Academy of Dramatic Arts/ University of Zagreb – [MA in Dramaturgy]
The MA program has been designed to meet the requirements of ever changing (in)discipline of dramaturgy and the dramaturge’s role in performance, film and media arts. The reasons for making such a programme have arisen from the deep connection of our studies with art production itself and the entire cultural life not only in Croatia, but abroad as well. We have laid emphasis on the group work, collaborating skills, getting to know cultural, social, political and market conditions as regards art production and creativity, articulation and reflective skills in the field of art and the skills of creating conditions for independent work. The program is based on an integration of individual projects, taught curriculum and research.

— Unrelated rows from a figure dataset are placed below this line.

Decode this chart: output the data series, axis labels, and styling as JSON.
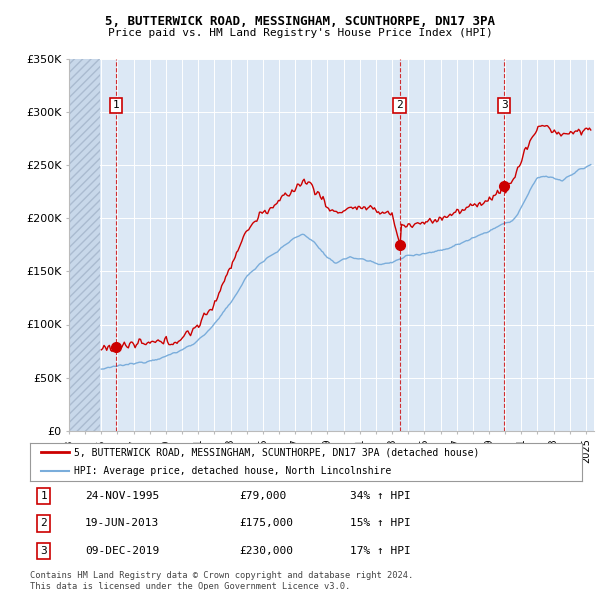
{
  "title1": "5, BUTTERWICK ROAD, MESSINGHAM, SCUNTHORPE, DN17 3PA",
  "title2": "Price paid vs. HM Land Registry's House Price Index (HPI)",
  "ylim": [
    0,
    350000
  ],
  "yticks": [
    0,
    50000,
    100000,
    150000,
    200000,
    250000,
    300000,
    350000
  ],
  "ytick_labels": [
    "£0",
    "£50K",
    "£100K",
    "£150K",
    "£200K",
    "£250K",
    "£300K",
    "£350K"
  ],
  "xlim_start": 1993.0,
  "xlim_end": 2025.5,
  "hatch_end": 1994.9,
  "sale_color": "#cc0000",
  "hpi_color": "#7aaddb",
  "sales": [
    {
      "date_num": 1995.9,
      "price": 79000,
      "label": "1"
    },
    {
      "date_num": 2013.46,
      "price": 175000,
      "label": "2"
    },
    {
      "date_num": 2019.94,
      "price": 230000,
      "label": "3"
    }
  ],
  "sale_info": [
    {
      "num": "1",
      "date": "24-NOV-1995",
      "price": "£79,000",
      "change": "34% ↑ HPI"
    },
    {
      "num": "2",
      "date": "19-JUN-2013",
      "price": "£175,000",
      "change": "15% ↑ HPI"
    },
    {
      "num": "3",
      "date": "09-DEC-2019",
      "price": "£230,000",
      "change": "17% ↑ HPI"
    }
  ],
  "legend_entries": [
    "5, BUTTERWICK ROAD, MESSINGHAM, SCUNTHORPE, DN17 3PA (detached house)",
    "HPI: Average price, detached house, North Lincolnshire"
  ],
  "footer": "Contains HM Land Registry data © Crown copyright and database right 2024.\nThis data is licensed under the Open Government Licence v3.0.",
  "plot_bg_color": "#dce8f5",
  "hatch_color": "#c8d8ea"
}
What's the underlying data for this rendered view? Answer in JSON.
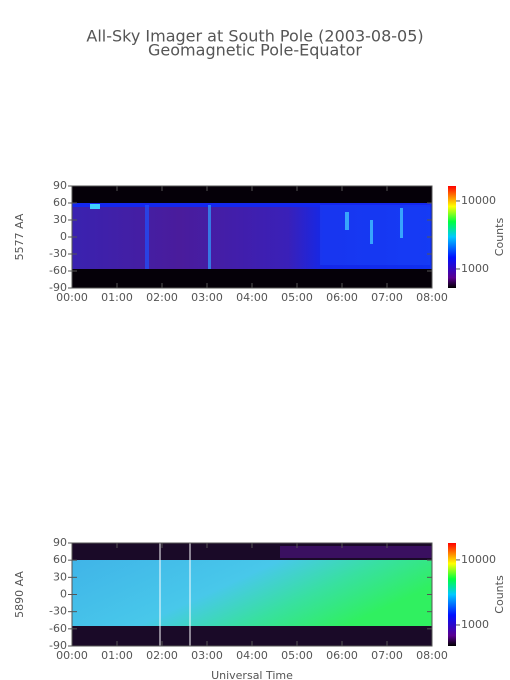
{
  "title": "All-Sky Imager at South Pole (2003-08-05)",
  "subtitle": "Geomagnetic Pole-Equator",
  "chart_data": [
    {
      "type": "heatmap",
      "ylabel": "5577 AA",
      "ylim": [
        -90,
        90
      ],
      "yticks": [
        90,
        60,
        30,
        0,
        -30,
        -60,
        -90
      ],
      "xlim": [
        0,
        8
      ],
      "xticks": [
        {
          "value": 0,
          "label": "00:00"
        },
        {
          "value": 1,
          "label": "01:00"
        },
        {
          "value": 2,
          "label": "02:00"
        },
        {
          "value": 3,
          "label": "03:00"
        },
        {
          "value": 4,
          "label": "04:00"
        },
        {
          "value": 5,
          "label": "05:00"
        },
        {
          "value": 6,
          "label": "06:00"
        },
        {
          "value": 7,
          "label": "07:00"
        },
        {
          "value": 8,
          "label": "08:00"
        }
      ],
      "colorbar_label": "Counts",
      "colorbar_log": true,
      "clim": [
        525,
        16600
      ],
      "cticks": [
        1000,
        10000
      ]
    },
    {
      "type": "heatmap",
      "ylabel": "5890 AA",
      "xlabel": "Universal Time",
      "ylim": [
        -90,
        90
      ],
      "yticks": [
        90,
        60,
        30,
        0,
        -30,
        -60,
        -90
      ],
      "xlim": [
        0,
        8
      ],
      "xticks": [
        {
          "value": 0,
          "label": "00:00"
        },
        {
          "value": 1,
          "label": "01:00"
        },
        {
          "value": 2,
          "label": "02:00"
        },
        {
          "value": 3,
          "label": "03:00"
        },
        {
          "value": 4,
          "label": "04:00"
        },
        {
          "value": 5,
          "label": "05:00"
        },
        {
          "value": 6,
          "label": "06:00"
        },
        {
          "value": 7,
          "label": "07:00"
        },
        {
          "value": 8,
          "label": "08:00"
        }
      ],
      "colorbar_label": "Counts",
      "colorbar_log": true,
      "clim": [
        475,
        18200
      ],
      "cticks": [
        1000,
        10000
      ]
    }
  ]
}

ERASMUS Intensive programmes by the European Commission
An Intensive Programme (IP) was a short programme of study which brought together students and teaching staff from higher education institutions of at least three participating countries. It could last from 10 continuous full days to 6 weeks of subject related work.
An IP aimed at:
Encouraging efficient and multinational teaching of specialist topics which might otherwise not be taught at all, or only in a very restricted number of higher education institutions;
Enabling students and teachers to work together in multinational groups and so benefit from special learning and teaching conditions not available in a single institution, and to gain new perspectives on the topic being studied;
Allowing members of the teaching staff to exchange views on teaching content and new curricula approaches and to test teaching methods in an international classroom environment.